Contactée par Egora, la direction de l’hôpital d’Albi a souhaité répondre en ces termes : “Le Centre Hospitalier prend acte de la condamnation par le tribunal correctionnel d’Albi de l’un de ses médecins, à l’occasion d’une procédure pour laquelle il n’a jamais été envisagé la mise en cause de la responsabilité pénale de l’établissement.
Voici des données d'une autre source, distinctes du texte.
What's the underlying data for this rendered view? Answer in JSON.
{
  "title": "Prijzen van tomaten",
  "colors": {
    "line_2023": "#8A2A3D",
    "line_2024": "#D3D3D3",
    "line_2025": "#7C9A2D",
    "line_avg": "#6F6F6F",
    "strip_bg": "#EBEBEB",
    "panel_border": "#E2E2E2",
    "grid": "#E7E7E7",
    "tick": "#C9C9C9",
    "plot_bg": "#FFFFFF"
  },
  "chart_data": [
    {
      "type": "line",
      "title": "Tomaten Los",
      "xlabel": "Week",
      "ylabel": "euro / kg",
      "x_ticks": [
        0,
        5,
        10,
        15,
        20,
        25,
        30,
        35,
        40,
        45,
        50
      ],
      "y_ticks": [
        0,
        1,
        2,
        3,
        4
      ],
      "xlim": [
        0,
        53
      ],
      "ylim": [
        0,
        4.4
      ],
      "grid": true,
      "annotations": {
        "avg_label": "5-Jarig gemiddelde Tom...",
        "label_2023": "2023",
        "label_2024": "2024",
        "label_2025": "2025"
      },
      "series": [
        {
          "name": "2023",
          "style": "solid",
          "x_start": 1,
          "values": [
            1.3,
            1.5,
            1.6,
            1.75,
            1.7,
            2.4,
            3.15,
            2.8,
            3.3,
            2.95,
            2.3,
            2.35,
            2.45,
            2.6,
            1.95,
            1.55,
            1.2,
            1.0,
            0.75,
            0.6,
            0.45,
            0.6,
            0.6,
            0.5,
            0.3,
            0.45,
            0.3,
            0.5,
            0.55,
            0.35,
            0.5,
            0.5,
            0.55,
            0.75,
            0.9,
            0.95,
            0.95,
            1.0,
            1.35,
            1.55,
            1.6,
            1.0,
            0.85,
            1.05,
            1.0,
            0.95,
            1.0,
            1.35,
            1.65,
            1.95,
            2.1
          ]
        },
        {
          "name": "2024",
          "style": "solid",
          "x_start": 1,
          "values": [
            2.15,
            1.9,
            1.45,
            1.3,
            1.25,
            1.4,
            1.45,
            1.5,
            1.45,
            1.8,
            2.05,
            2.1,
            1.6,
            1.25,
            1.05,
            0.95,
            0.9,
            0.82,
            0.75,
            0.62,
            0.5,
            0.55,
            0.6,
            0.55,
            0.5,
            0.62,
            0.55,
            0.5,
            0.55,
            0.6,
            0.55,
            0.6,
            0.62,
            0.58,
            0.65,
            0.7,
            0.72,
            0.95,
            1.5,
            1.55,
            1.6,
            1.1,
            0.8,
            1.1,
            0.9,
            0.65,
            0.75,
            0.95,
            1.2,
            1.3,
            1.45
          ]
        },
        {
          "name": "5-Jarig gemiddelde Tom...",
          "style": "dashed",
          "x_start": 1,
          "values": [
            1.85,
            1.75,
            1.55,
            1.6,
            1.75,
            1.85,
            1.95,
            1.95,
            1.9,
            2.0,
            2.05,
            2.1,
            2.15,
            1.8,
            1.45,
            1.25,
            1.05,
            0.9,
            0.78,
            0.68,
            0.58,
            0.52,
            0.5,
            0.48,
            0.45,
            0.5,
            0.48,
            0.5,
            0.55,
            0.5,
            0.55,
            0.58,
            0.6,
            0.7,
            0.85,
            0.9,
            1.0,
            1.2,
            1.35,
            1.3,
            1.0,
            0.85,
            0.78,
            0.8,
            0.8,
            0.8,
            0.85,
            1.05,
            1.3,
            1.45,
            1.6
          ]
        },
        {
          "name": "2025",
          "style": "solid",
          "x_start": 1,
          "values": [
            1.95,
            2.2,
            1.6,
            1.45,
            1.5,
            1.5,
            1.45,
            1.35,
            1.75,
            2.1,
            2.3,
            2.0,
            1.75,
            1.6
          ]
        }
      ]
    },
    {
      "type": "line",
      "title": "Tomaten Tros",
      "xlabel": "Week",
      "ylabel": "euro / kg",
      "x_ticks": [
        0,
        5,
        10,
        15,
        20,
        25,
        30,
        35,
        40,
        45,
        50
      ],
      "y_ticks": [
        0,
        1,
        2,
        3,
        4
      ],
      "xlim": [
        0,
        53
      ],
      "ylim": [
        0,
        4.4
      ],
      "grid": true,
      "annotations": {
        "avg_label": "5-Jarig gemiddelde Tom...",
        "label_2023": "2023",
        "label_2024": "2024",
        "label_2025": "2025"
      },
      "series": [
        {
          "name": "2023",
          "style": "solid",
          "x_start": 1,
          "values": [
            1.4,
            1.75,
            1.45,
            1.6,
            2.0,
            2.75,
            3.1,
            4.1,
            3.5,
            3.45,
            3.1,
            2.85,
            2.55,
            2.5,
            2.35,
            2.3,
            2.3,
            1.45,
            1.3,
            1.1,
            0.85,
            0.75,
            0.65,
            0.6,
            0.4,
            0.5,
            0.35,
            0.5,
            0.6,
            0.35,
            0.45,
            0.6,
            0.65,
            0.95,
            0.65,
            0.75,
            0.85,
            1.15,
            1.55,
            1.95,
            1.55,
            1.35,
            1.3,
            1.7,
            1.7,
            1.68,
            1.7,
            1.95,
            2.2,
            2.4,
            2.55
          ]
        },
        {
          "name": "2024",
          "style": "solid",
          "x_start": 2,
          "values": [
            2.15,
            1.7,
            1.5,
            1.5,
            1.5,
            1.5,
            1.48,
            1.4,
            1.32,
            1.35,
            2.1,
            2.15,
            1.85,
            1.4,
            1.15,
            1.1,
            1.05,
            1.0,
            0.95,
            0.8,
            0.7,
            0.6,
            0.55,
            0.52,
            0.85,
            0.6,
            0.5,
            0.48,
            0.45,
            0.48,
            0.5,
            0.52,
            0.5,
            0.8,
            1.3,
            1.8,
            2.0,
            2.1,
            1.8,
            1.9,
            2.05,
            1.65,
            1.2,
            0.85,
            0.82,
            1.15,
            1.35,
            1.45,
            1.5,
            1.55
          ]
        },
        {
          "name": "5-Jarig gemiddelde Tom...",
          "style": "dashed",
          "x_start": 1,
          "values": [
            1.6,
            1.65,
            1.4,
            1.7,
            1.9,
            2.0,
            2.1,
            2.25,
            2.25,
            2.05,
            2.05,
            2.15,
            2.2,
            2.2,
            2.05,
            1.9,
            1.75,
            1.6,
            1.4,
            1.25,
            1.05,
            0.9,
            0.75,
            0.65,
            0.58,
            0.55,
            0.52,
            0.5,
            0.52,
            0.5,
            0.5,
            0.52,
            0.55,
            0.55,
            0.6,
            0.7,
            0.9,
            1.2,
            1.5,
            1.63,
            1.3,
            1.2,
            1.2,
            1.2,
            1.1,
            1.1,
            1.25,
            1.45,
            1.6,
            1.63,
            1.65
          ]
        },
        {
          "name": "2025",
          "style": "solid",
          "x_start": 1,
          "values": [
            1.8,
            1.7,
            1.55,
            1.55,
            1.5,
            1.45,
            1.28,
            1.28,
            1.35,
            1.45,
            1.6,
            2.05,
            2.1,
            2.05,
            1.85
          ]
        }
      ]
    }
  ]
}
Dans la poursuite des actions déjà réalisées pour s’assurer du bon fonctionnement du service dont il souligne la très grande qualité des activités, et du respect des conditions d’exercice de ses praticiens, l’établissement envisagera toutes les mesures utiles à l’occasion du prononcé d’une éventuelle condamnation définitive. Le CH ALBI a toujours montré la plus grande vigilance à la préservation de la santé au travail de son personnel, les enquêtes administratives et l’audit extérieur réalisés jusqu’alors sur le service concerné n’ayant révélé aucun dysfonctionnement ou manquement sur ce point.”